The thing I almost never like doing is leaving the city without a good reason. Fresh mountain air or the sublime sight of the ocean are not good enough reasons to leave the bars, restaurants, cafes, museums, theaters, and cultural life of my big city. If I need nature, I can get that from our wonderful and plentiful parks. Oscar Wilde once wrote that when one is in a town, one can "amuse oneself." But what's cutting in rural or remote areas?

All of this brings me to Orcas Island, the largest of the San Juan Islands. It has a population of about 5,500. A seaplane from Seattle gets you there in 40 minutes. The drive (which includes a ferry ride) takes about three hours if the traffic is merciful. Because the place is outside of my comfort zone, I have never found a good reason to visit it. This year, however, I have. It's the 4th Annual Orcas Island Film Festival (Oct 6-9).
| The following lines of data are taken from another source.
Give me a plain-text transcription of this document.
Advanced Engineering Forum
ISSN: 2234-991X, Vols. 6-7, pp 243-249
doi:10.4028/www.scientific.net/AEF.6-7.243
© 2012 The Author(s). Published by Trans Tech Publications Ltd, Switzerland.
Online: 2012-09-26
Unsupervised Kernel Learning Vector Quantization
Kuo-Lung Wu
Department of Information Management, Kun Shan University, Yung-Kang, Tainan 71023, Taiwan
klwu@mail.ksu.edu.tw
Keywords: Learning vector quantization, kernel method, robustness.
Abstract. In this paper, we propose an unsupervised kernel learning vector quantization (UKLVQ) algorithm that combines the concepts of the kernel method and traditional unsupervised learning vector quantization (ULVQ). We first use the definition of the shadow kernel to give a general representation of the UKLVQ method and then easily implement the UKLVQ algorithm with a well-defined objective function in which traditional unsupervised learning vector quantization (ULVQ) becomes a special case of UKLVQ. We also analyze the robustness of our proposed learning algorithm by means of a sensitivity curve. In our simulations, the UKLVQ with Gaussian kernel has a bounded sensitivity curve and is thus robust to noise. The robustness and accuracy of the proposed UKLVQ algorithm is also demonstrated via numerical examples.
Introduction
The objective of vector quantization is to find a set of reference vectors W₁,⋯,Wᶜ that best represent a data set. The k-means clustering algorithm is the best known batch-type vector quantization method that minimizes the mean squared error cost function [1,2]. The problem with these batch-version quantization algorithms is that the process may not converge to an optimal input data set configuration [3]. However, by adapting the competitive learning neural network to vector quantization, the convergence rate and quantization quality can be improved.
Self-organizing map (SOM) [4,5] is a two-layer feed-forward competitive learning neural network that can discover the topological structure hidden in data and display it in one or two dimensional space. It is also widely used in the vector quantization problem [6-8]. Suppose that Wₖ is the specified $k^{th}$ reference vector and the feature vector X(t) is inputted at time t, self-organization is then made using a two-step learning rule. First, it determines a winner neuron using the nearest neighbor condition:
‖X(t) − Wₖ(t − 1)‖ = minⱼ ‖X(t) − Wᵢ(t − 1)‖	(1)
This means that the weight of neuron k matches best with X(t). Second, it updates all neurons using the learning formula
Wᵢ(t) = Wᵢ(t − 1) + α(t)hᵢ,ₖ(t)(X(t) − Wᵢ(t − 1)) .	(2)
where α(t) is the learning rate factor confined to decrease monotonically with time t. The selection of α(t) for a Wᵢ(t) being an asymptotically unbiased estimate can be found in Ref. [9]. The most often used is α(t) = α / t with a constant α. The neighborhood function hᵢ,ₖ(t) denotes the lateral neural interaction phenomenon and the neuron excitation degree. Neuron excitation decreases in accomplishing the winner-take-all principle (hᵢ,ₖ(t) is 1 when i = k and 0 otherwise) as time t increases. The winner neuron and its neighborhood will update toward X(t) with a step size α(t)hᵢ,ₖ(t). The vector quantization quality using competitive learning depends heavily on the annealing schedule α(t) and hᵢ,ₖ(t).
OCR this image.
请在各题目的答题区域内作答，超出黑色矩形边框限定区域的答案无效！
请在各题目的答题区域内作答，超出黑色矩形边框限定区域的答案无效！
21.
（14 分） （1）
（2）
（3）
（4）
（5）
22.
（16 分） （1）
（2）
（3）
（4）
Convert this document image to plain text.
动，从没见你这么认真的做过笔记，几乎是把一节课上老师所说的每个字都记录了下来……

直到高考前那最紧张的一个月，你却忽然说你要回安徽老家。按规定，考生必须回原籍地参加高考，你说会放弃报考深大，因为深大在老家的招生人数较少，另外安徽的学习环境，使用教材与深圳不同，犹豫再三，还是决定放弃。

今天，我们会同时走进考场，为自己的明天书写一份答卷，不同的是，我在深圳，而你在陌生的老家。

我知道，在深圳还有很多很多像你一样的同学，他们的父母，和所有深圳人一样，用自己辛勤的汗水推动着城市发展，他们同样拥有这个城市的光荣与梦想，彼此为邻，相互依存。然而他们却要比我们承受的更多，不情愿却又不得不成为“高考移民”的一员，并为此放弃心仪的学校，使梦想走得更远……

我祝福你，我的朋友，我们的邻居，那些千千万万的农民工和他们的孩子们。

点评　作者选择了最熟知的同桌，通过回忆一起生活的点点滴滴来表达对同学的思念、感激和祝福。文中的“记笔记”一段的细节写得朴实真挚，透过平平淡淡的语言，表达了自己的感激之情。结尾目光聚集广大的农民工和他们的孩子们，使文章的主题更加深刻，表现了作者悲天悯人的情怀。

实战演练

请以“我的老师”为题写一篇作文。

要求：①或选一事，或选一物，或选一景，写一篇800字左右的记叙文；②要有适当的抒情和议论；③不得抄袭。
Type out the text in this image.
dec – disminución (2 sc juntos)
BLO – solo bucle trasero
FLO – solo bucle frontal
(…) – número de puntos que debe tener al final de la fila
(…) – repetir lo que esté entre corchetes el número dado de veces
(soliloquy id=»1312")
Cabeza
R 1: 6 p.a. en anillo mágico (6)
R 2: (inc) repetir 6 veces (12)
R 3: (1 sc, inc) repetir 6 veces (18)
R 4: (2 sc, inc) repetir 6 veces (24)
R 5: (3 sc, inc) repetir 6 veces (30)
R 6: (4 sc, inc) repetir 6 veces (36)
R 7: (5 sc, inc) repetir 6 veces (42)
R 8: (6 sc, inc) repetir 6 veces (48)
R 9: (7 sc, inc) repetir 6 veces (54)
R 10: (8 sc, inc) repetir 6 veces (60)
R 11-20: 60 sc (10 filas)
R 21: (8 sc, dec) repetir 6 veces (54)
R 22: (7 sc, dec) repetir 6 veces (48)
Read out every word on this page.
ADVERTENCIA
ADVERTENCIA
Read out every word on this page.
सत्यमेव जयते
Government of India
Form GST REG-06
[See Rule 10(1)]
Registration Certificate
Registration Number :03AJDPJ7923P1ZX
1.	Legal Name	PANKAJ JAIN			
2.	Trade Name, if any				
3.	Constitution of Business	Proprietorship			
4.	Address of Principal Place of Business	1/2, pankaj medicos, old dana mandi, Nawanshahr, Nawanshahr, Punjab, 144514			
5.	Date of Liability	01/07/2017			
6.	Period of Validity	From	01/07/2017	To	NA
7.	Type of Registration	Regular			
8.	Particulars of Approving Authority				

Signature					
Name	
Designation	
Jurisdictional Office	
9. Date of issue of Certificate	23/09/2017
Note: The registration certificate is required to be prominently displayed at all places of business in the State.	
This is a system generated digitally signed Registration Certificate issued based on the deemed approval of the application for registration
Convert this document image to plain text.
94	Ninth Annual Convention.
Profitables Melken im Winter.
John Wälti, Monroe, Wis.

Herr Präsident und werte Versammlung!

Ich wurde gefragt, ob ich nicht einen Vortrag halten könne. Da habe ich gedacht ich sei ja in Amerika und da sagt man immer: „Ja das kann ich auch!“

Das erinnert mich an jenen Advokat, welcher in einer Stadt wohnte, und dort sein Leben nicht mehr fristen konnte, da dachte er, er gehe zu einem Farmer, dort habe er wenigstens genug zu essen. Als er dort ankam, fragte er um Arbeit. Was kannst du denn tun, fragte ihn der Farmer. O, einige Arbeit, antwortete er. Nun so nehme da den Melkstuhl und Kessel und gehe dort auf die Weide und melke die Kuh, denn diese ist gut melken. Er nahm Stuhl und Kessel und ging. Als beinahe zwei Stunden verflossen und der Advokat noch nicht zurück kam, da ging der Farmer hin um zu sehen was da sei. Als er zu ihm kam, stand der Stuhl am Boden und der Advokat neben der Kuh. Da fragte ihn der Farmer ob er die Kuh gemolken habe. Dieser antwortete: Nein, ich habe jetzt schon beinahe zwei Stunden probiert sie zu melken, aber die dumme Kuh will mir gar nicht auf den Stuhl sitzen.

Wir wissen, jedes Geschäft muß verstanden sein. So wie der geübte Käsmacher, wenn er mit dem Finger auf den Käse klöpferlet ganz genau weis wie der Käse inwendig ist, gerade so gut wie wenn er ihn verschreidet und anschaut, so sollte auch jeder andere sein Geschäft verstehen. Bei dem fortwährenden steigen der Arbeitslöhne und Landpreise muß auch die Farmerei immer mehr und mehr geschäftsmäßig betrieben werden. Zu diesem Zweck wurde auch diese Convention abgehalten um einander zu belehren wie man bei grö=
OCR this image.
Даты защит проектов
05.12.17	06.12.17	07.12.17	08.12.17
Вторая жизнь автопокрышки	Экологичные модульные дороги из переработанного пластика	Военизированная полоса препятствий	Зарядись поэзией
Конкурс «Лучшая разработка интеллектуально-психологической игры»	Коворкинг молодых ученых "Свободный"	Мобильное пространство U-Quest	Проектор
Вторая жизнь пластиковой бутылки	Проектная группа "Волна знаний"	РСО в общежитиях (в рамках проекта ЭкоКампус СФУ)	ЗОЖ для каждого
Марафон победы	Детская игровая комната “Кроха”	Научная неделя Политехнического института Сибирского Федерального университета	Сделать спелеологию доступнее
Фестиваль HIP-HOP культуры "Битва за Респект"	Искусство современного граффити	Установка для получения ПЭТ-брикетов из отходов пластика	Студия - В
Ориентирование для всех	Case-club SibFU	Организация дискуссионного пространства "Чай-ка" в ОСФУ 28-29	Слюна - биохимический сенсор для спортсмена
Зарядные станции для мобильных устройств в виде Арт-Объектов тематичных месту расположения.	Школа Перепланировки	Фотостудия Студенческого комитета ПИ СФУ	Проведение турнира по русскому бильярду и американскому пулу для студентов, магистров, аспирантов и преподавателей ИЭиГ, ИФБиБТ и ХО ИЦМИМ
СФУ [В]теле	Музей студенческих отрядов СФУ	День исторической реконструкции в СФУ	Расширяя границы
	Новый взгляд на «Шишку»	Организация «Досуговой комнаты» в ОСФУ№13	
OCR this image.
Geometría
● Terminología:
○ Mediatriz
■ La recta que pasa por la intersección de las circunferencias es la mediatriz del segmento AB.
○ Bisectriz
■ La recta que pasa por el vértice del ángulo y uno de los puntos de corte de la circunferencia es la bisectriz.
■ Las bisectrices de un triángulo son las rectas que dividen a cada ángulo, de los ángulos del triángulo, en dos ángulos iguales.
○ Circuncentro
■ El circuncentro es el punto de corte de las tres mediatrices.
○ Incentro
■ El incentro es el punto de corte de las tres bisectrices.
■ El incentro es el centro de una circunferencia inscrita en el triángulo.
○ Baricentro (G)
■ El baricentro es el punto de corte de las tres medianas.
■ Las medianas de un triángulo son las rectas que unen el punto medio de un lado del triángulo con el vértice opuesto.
And I'm not going there simply because there's a festival (there are plenty of festivals in other rural or remote places), but for the specific films in this year's festival. They are the crème de la crème of the first-tier festival circuit.

Many of these films will end up in our city's theaters. A few were screened at SIFF. Orcas Island Film Festival is clearly on a mission to make its mark by concentrating on notable films or films made by noted directors.

For example, this year's festival will screen Let the Sunshine In, which stars France's A-list actors and is directed by Claire Denis, the woman behind the masterpieces Vendredi soir, Beau travail, and J'ai pas sommeil. There is also Joe Wright's Darkest Hour, which has a much-talked-about performance by the veteran Gary Oldman. Also screening: The Square, which is the latest film by Sweden's rising star Ruben Östlund (he directed the art house hit Force Majeure and the deeply problematic Play—in which white Swedish kids are kidnapped and bullied by the kids of black and Arab immigrants).

There are only 30 features in this festival, but I could go on and on about them. Winnie is a long, deep study of Nelson Mandela's first wife. (Mandela apparently left her because she was too revolutionary.) Agnieszka Holland's Spoor, a film Variety's lead critic, Owen Gleiberman, failed to understand, is trippy, but very much in the tradition of Polish surreal/cosmic cinema (think of Andrzej Zulawski or Krzysztof Zanussi). And if you missed local director SJ Chiro's Lane 1974 and want to catch it on the big screen, you can fly/drive to this island.

As soon as I arrive there, I will find a bar and then head to the theater. If I see the waters that surround Orcas, it will not be by design.